2. History matching and forecasting multiphase systems — Numerical models are ideal for modeling multiphase situations such as solution gas or gas condensate. In order to adequately account for the complexities of multiphase flow, reservoir heterogeneity and the mechanisms responsible for flow, the model must be able to account for capillary and gravity effects, and handle spacial and temporal changes in fluid saturation, rock and fluid properties, and relative permeability. Analytical solutions are very difficult to obtain because these phenomena are highly non-linear. Numerical solutions, on the other hand, require fewer simplifying assumptions for reservoir properties.  The nonlinear partial-differential equations (PDEs) are solved by dividing the reservoir into smaller blocks, discretizing the PDEs into algebraic equations, and performing rigorous material balance calculations on each block. The solutions describe the pressure and phase saturation at discrete points in the reservoir at discrete times.

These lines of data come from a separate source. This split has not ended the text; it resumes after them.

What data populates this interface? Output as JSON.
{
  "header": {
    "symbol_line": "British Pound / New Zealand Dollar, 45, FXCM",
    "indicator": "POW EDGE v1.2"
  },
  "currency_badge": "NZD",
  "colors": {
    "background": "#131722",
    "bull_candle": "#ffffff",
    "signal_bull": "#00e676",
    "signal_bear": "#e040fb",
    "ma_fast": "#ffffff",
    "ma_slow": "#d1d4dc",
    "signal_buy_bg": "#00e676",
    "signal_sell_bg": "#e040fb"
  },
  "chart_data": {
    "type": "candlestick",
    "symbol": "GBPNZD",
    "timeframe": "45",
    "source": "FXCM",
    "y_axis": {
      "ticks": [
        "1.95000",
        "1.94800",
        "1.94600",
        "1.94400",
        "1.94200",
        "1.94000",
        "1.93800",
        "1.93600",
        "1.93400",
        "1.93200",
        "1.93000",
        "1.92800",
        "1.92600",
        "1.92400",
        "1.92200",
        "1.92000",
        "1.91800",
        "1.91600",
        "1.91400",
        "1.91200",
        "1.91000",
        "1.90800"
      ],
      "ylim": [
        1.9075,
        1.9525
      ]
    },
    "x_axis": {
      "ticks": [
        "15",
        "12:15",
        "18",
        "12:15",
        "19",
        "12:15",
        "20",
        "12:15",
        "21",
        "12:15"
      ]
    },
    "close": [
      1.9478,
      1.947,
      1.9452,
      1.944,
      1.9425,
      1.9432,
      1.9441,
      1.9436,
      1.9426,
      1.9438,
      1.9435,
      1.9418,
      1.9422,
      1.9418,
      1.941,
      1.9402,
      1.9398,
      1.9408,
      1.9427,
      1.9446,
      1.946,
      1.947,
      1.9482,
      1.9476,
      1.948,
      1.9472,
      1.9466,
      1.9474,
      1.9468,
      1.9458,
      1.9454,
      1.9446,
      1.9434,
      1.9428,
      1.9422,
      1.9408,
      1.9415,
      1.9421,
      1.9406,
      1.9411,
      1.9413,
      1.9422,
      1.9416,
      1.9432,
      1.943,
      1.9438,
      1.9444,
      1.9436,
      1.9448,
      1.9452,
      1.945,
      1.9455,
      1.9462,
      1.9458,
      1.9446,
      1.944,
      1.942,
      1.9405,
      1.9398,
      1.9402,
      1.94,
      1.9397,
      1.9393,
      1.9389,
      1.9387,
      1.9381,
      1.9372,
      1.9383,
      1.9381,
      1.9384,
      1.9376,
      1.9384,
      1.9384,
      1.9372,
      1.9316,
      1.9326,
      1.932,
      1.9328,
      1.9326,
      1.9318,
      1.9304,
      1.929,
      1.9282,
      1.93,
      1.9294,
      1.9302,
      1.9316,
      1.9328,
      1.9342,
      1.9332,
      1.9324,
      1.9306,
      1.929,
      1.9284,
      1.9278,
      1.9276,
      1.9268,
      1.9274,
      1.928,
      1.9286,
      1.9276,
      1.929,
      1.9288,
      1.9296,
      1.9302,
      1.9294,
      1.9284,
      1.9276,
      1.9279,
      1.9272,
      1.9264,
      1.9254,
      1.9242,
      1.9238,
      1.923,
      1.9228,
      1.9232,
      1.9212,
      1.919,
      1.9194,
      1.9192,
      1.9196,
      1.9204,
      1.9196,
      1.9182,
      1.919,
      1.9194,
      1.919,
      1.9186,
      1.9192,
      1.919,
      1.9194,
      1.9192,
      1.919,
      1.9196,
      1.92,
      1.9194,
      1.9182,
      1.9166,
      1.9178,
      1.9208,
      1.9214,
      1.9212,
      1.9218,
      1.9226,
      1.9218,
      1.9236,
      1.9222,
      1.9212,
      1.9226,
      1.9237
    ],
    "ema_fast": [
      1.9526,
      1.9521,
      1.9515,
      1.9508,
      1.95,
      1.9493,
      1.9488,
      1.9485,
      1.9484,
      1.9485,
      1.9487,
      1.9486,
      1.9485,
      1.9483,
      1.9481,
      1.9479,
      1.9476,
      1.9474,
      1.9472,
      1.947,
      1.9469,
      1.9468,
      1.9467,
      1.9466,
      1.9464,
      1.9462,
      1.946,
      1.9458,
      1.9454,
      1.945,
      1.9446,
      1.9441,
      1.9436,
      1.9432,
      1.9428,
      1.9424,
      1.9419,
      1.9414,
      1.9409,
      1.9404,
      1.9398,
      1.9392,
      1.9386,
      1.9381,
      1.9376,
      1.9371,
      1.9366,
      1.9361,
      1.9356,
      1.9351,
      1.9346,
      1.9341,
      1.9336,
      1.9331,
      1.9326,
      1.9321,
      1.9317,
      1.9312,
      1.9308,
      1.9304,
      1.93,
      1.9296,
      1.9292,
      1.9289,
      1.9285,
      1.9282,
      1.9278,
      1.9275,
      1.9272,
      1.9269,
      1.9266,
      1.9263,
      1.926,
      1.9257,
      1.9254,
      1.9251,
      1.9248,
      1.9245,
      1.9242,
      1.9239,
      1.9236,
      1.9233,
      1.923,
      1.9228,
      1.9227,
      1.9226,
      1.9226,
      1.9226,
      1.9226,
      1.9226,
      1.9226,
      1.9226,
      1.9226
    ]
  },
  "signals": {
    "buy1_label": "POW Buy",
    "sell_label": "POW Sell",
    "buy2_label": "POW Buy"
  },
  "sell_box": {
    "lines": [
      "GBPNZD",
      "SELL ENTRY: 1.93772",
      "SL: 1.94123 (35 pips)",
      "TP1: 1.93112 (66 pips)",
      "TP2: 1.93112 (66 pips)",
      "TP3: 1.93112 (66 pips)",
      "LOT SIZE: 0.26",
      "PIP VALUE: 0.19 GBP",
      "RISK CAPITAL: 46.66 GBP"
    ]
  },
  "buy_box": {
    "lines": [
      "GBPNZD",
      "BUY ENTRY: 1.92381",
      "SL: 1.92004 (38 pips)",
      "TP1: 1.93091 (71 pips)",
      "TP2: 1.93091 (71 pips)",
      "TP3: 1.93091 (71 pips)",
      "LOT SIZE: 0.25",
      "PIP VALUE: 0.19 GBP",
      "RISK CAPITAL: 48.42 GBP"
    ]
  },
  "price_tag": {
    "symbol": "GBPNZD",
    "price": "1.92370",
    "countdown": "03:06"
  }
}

3. Visualization of dynamic reservoir properties — Analytical models are limited in that they only provide the pressure / rate solution at the sandface. In order to visualize how pressures and saturations are changing throughout the reservoir, gridded numerical models are required. With numerical models, you can view, dynamically through time, pressure or saturation as a 2-dimensional color gradation map, or as a cross-section.


Before you start modeling, ensure that all required information is added to the WellTest project. Well production data (e.g., rates and sandface pressures) should be populated in the Production Editor Tab.

We recommend that you create and match an analytical model prior to numerical modeling. This gives you an idea as to which reservoir and completion parameters to use, and makes it easier to history match.

To create a numerical model that accurately captures the reservoir behaviour, it is essential that the fluid properties are populated correctly. See the section below for details.

Properties for Numerical Modeling

Fluid and rock properties for the well are stored in the Properties Tab.

Gas Properties for Numerical Modeling

To set gas properties for numerical modeling, set the Gas Type to Dry Gas, Wet Gas, or Liquid-Rich Gas.

To be able to run a Gas Condensate or Volatile Oil numerical model for the well, you must select Liquid-Rich Gas as a gas type. For a additional information, see Differences between Black Oil, Gas Condensate, and Volatile Oil Numerical Models.

Important: If the Gas Type is Liquid-Rich Gas, properties used for numerical modeling are slightly different from the properties used for other types of modeling and analysis. To be able to display and edit properties used for numerical modeling, click the Plot Options icon () on the toolbar and select the Display numerical analysis properties option in the Plot Options dialog box.

If you select Liquid-Rich Gas as the Gas Type, you have to set the Vaporized Oil Ratio (Rv). If you have lab data available, you can set Rv as a table. Alternatively, you can use the correlation suggested by Ovalle et al.

Oil Properties for Numerical Modeling

If you know the value for the oil bubble point, enter it to the pbp field.

If you do not have this information, and you believe that the well is operating above the bubble point for at least the beginning of the production history, we recommend the following workflow:

1. Estimate the gas-oil ratio (GOR) at the beginning of the production history (when the GOR is fairly flat).

2. Enter your estimate as the Solution GOR (Rsol). (Pbp is calculated based on Rsol.)

By following this workflow, you ensure that the modeled GOR matches the production GOR (at least at the beginning of the production).

Relative Permeability

For accurate numerical modeling of the multiphase system, relative permeabilities should be set.

By default, relative permeabilities use the Generalized-Corey correlation with preset default parameters. If you have relative permeability data (from lab studies, or based on an analog well), we recommend that you adjust correlation parameters, or set permeabilities as a custom table.